Our question is: what do other Flowable customers typically do if they need to revert to an older release? Do they maintain custom revert scripts? Or simply restore database backups?
For context:
We’re running on PostgreSQL.
The service is deployed across multiple environments (~70–80 services, each with its own DB).
Manual changes (like dropping columns or foreign keys) are not really feasible at this scale.
Right now, we’re debating whether to:
Prepare custom Liquibase changes for reverts, or
Create temporary database backups for rollback purposes.
Is there a recommended approach from Flowable for this scenario?
Thanks in advance for your guidance!
What we advise to all Flowable users, regardless of commercial or not, is to create a database backup at minimum when doing an upgrade. Whatever happens, that is always a good idea. Additionally, having a set of smoke tests executed on a dev env first is of course proper engineering practice.
What you are asking for is that every DB change has a counterpart to ‘undo’. While conceptually that might work, it’s not always striaghtforward to do. For example, imagine that you’re running a process and use new features, that are also stored in the audit tables.
If now a rollback is required later on, what should happen with the data stored in the new features?

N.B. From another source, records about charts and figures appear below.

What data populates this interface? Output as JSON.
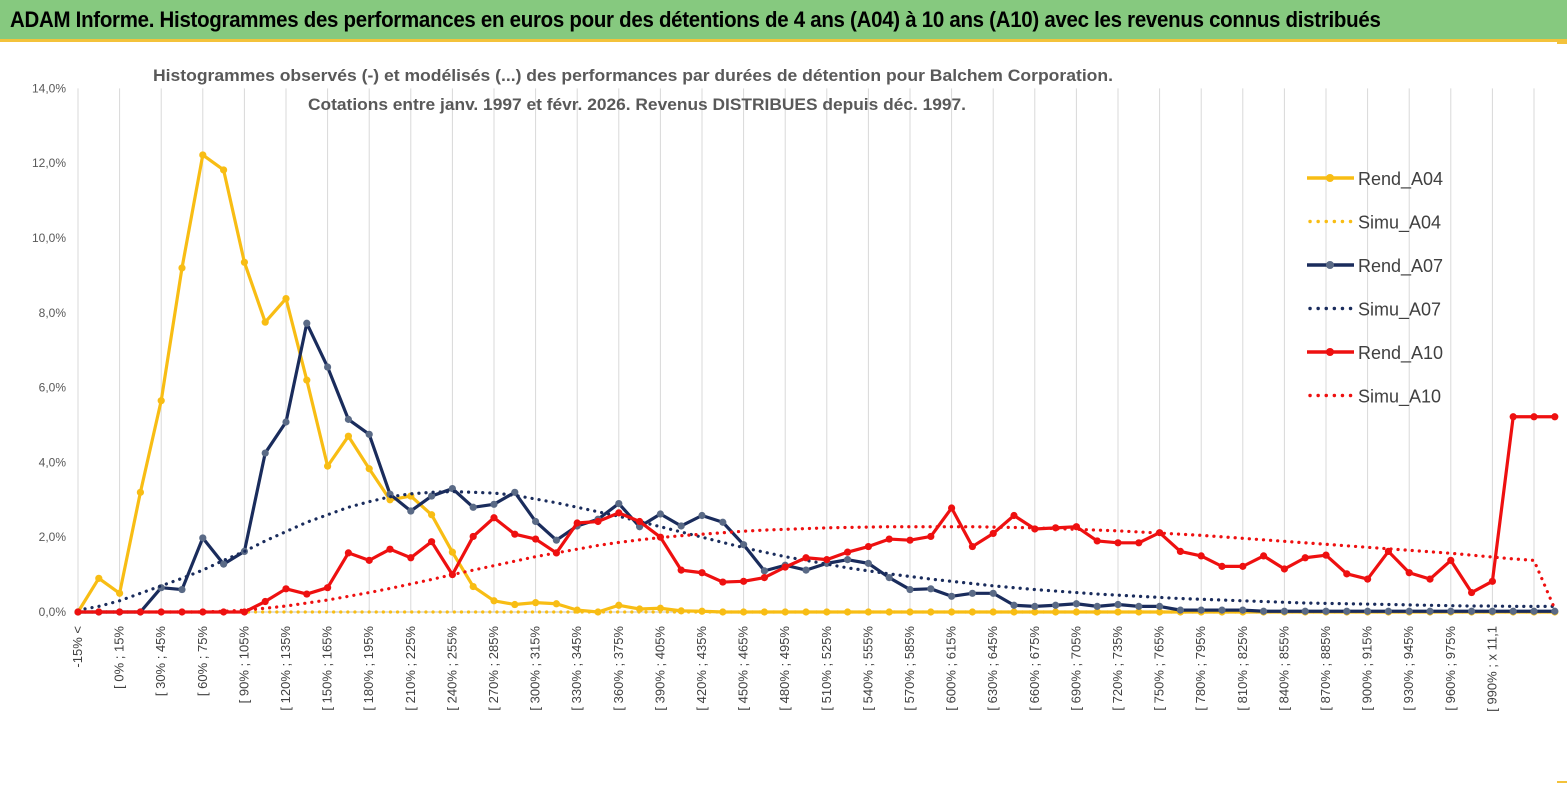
{
  "header": {
    "title": "ADAM Informe. Histogrammes des performances en euros pour des détentions de 4 ans (A04) à 10 ans (A10) avec les revenus connus distribués"
  },
  "colors": {
    "banner": "#86c97f",
    "banner_border": "#f3c23b",
    "a04": "#f8bd14",
    "a07": "#1a2c5c",
    "a10": "#ee1010",
    "grid": "#d9d9d9"
  },
  "chart_data": {
    "type": "line",
    "title_line1": "Histogrammes observés (-) et modélisés (...) des performances par durées de détention pour Balchem Corporation.",
    "title_line2": "Cotations entre janv. 1997 et févr. 2026. Revenus DISTRIBUES depuis déc. 1997.",
    "xlabel": "",
    "ylabel": "",
    "ylim": [
      0,
      14
    ],
    "y_ticks": [
      "0,0%",
      "2,0%",
      "4,0%",
      "6,0%",
      "8,0%",
      "10,0%",
      "12,0%",
      "14,0%"
    ],
    "grid": "vertical",
    "legend_position": "right",
    "x_labels_shown": [
      "-15% <",
      "[ 0% ; 15%",
      "[ 30% ; 45%",
      "[ 60% ; 75%",
      "[ 90% ; 105%",
      "[ 120% ; 135%",
      "[ 150% ; 165%",
      "[ 180% ; 195%",
      "[ 210% ; 225%",
      "[ 240% ; 255%",
      "[ 270% ; 285%",
      "[ 300% ; 315%",
      "[ 330% ; 345%",
      "[ 360% ; 375%",
      "[ 390% ; 405%",
      "[ 420% ; 435%",
      "[ 450% ; 465%",
      "[ 480% ; 495%",
      "[ 510% ; 525%",
      "[ 540% ; 555%",
      "[ 570% ; 585%",
      "[ 600% ; 615%",
      "[ 630% ; 645%",
      "[ 660% ; 675%",
      "[ 690% ; 705%",
      "[ 720% ; 735%",
      "[ 750% ; 765%",
      "[ 780% ; 795%",
      "[ 810% ; 825%",
      "[ 840% ; 855%",
      "[ 870% ; 885%",
      "[ 900% ; 915%",
      "[ 930% ; 945%",
      "[ 960% ; 975%",
      "[ 990% ; x 11,1"
    ],
    "x_count": 72,
    "series": [
      {
        "name": "Rend_A04",
        "style": "solid",
        "color": "#f8bd14",
        "values": [
          0,
          0.9,
          0.5,
          3.2,
          5.65,
          9.2,
          12.22,
          11.82,
          9.35,
          7.75,
          8.38,
          6.2,
          3.9,
          4.7,
          3.83,
          3.0,
          3.1,
          2.6,
          1.6,
          0.68,
          0.3,
          0.2,
          0.25,
          0.22,
          0.05,
          0.0,
          0.18,
          0.08,
          0.1,
          0.03,
          0.02,
          0,
          0,
          0,
          0,
          0,
          0,
          0,
          0,
          0,
          0,
          0,
          0,
          0,
          0,
          0,
          0,
          0,
          0,
          0,
          0,
          0,
          0,
          0,
          0,
          0,
          0,
          0,
          0,
          0,
          0,
          0,
          0,
          0,
          0,
          0,
          0,
          0,
          0,
          0,
          0,
          0
        ]
      },
      {
        "name": "Simu_A04",
        "style": "dotted",
        "color": "#f8bd14",
        "values": [
          0,
          0,
          0,
          0,
          0,
          0,
          0,
          0,
          0,
          0,
          0,
          0,
          0,
          0,
          0,
          0,
          0,
          0,
          0,
          0,
          0,
          0,
          0,
          0,
          0,
          0,
          0,
          0,
          0,
          0,
          0,
          0,
          0,
          0,
          0,
          0,
          0,
          0,
          0,
          0,
          0,
          0,
          0,
          0,
          0,
          0,
          0,
          0,
          0,
          0,
          0,
          0,
          0,
          0,
          0,
          0,
          0,
          0,
          0,
          0,
          0,
          0,
          0,
          0,
          0,
          0,
          0,
          0,
          0,
          0,
          0,
          0
        ]
      },
      {
        "name": "Rend_A07",
        "style": "solid",
        "color": "#1a2c5c",
        "values": [
          0,
          0,
          0,
          0,
          0.65,
          0.6,
          1.98,
          1.28,
          1.62,
          4.25,
          5.08,
          7.72,
          6.55,
          5.15,
          4.75,
          3.15,
          2.7,
          3.1,
          3.3,
          2.8,
          2.88,
          3.2,
          2.42,
          1.92,
          2.3,
          2.48,
          2.9,
          2.28,
          2.62,
          2.3,
          2.58,
          2.4,
          1.8,
          1.1,
          1.25,
          1.12,
          1.3,
          1.4,
          1.3,
          0.92,
          0.6,
          0.62,
          0.42,
          0.5,
          0.5,
          0.18,
          0.15,
          0.18,
          0.22,
          0.15,
          0.2,
          0.15,
          0.15,
          0.05,
          0.05,
          0.05,
          0.05,
          0.02,
          0.02,
          0.02,
          0.02,
          0.02,
          0.02,
          0.02,
          0.02,
          0.02,
          0.02,
          0.02,
          0.02,
          0.02,
          0.02,
          0.02
        ]
      },
      {
        "name": "Simu_A07",
        "style": "dotted",
        "color": "#1a2c5c",
        "values": [
          0.05,
          0.15,
          0.3,
          0.5,
          0.7,
          0.9,
          1.12,
          1.38,
          1.62,
          1.9,
          2.15,
          2.4,
          2.6,
          2.8,
          2.95,
          3.08,
          3.16,
          3.2,
          3.22,
          3.2,
          3.18,
          3.12,
          3.02,
          2.92,
          2.8,
          2.68,
          2.56,
          2.42,
          2.28,
          2.14,
          2.0,
          1.86,
          1.72,
          1.6,
          1.48,
          1.38,
          1.28,
          1.18,
          1.1,
          1.02,
          0.95,
          0.88,
          0.82,
          0.76,
          0.7,
          0.65,
          0.6,
          0.56,
          0.52,
          0.48,
          0.45,
          0.42,
          0.39,
          0.36,
          0.34,
          0.32,
          0.3,
          0.28,
          0.26,
          0.24,
          0.23,
          0.22,
          0.21,
          0.2,
          0.19,
          0.18,
          0.17,
          0.16,
          0.16,
          0.15,
          0.15,
          0.15
        ]
      },
      {
        "name": "Rend_A10",
        "style": "solid",
        "color": "#ee1010",
        "values": [
          0,
          0,
          0,
          0,
          0,
          0,
          0,
          0,
          0,
          0.28,
          0.62,
          0.48,
          0.65,
          1.58,
          1.38,
          1.68,
          1.45,
          1.88,
          1.0,
          2.02,
          2.52,
          2.08,
          1.95,
          1.58,
          2.38,
          2.42,
          2.65,
          2.42,
          2.0,
          1.12,
          1.05,
          0.8,
          0.82,
          0.92,
          1.2,
          1.45,
          1.4,
          1.6,
          1.75,
          1.95,
          1.92,
          2.02,
          2.78,
          1.75,
          2.1,
          2.58,
          2.22,
          2.25,
          2.28,
          1.9,
          1.85,
          1.85,
          2.12,
          1.62,
          1.5,
          1.22,
          1.22,
          1.5,
          1.15,
          1.45,
          1.52,
          1.02,
          0.88,
          1.62,
          1.05,
          0.88,
          1.38,
          0.52,
          0.82,
          5.22,
          5.22,
          5.22
        ]
      },
      {
        "name": "Simu_A10",
        "style": "dotted",
        "color": "#ee1010",
        "values": [
          0,
          0,
          0,
          0,
          0,
          0,
          0,
          0.02,
          0.05,
          0.1,
          0.16,
          0.24,
          0.32,
          0.42,
          0.52,
          0.63,
          0.75,
          0.87,
          1.0,
          1.12,
          1.24,
          1.36,
          1.48,
          1.58,
          1.68,
          1.78,
          1.86,
          1.93,
          1.99,
          2.04,
          2.08,
          2.12,
          2.16,
          2.19,
          2.21,
          2.23,
          2.25,
          2.26,
          2.27,
          2.28,
          2.28,
          2.28,
          2.28,
          2.28,
          2.27,
          2.26,
          2.25,
          2.23,
          2.21,
          2.19,
          2.17,
          2.14,
          2.11,
          2.08,
          2.05,
          2.01,
          1.97,
          1.93,
          1.89,
          1.85,
          1.81,
          1.77,
          1.73,
          1.69,
          1.65,
          1.61,
          1.57,
          1.52,
          1.47,
          1.42,
          1.38,
          0.08
        ]
      }
    ]
  }
}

Removing is not always possible, e.g. with compliance regulations in place. And what if then after the rollback, the new version or a patched version is put back? Then those instances could be in a state that is ‘incorrect’ from an audit perspective.
While technically we could support rolling back and forwards, there are business implications associated to it, as processes often contain valuable business information. Anyway, the above is a bit to give context around the answer of database backups, hope it helps
We see one practical issue with relying only on database backups for rollback.

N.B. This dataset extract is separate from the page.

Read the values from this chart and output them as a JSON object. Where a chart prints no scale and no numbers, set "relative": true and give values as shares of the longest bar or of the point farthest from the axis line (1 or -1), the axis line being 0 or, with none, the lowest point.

By “backup” we mean the full database, including all Flowable tables. If we restore such a backup, it would also restore the state of running processes as they existed at the backup time. This means some process instances in ACT_RU_* tables would resume execution — and in our case (where Flowable orchestrates Cloud Foundry application deployments), this could unintentionally trigger actions like deleting or redeploying applications.

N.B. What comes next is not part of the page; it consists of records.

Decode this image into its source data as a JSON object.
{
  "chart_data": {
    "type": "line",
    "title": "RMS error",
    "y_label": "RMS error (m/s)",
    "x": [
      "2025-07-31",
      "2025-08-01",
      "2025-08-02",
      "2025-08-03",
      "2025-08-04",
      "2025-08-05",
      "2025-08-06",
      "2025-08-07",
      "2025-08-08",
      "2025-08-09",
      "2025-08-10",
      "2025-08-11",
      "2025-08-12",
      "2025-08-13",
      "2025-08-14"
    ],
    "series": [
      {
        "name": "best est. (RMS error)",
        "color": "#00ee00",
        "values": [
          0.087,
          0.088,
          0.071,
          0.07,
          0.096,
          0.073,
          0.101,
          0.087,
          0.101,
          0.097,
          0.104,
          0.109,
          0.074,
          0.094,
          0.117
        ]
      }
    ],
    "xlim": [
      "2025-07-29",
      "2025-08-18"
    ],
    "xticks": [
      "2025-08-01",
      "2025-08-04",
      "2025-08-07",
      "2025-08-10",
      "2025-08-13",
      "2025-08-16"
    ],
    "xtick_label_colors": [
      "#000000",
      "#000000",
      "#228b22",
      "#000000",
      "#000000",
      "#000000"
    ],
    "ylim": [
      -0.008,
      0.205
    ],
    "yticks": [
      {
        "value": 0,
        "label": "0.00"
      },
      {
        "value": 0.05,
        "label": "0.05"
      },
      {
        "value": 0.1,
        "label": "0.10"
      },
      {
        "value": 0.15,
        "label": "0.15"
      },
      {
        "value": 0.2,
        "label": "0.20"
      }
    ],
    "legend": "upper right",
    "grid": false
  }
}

An alternative would be to back up only our business tables and clear the Flowable tables on rollback. However, that would terminate all running processes, which is also not feasible since processes run continuously.
You mentioned that rolling back schema changes can be problematic because of new features or data stored in audit tables.
Wouldn’t a full database restore face a similar issue, since it also removes data introduced after the backup was taken?
We understand some inconsistency in audit data might occur when reverting to an older version, but this risk exists both with a backup restore and a Liquibase-based rollback.
In our opinion, if minor Flowable versions maintained some degree of backward compatibility, it would be easier to apply targeted Liquibase changes even if some audit inconsistencies occurred. As long as the process instances could continue running after a revert, that would be the ideal scenario for us. In other words, having the older Flowable version remain compatible with the database schema of the newer one (within a minor version range) would simplify rollbacks significantly.
It would, but the data would not be in a corrupted state. There’s a reset of state, that is true. In reality, we’ve seen customers taking a snapshot of the database before rolling back and then replaying things. But this is of course in different contexts than what you’re working with here, where you’ve got applications being deployed or undeployed as a side-effect.
In general, that’s what we’ve been doing - but I guess the difference here is that for us 7.1.0 to 7.2.0 is not a minor upgrade. E.g. 7.2.0 to 7.2.1 would be.
Would it be possible to maintain backward compatibility between consecutive minor versions as well — for example, between 7.2.0 and 7.3.0, not just between patch versions like 7.2.0 and 7.2.1?
This would make it much easier for users to safely revert after an upgrade.
To clarify, we’re mainly thinking about compatibility only between +1 minor versions (e.g., 7.2.0 ↔ 7.3.0), not across larger version gaps.
Is that something you might consider for future releases?
While we strive to limit the changes to the database as much as possible for any type of release, what you are asking is to change our complete versioning schema, which is not something we would do overnight.
To clarify: we’ve had the 7.x line for a long time now, and as you can read in Flowable 7.2.0 release we’re now working on a 8.x, mainly because the upcoming Spring/Jackson changes. So this is really a discussion about version numbers, i.e. for us a 7.x.a → 7.x.b is a minor change, while changing the x is a major one. Changing the 7 to 8 means a major change, e.g. a new engine architecture (the 5 –> 6 for example), or changes that have a huge impact potentially (e.g. the 7 –> 8).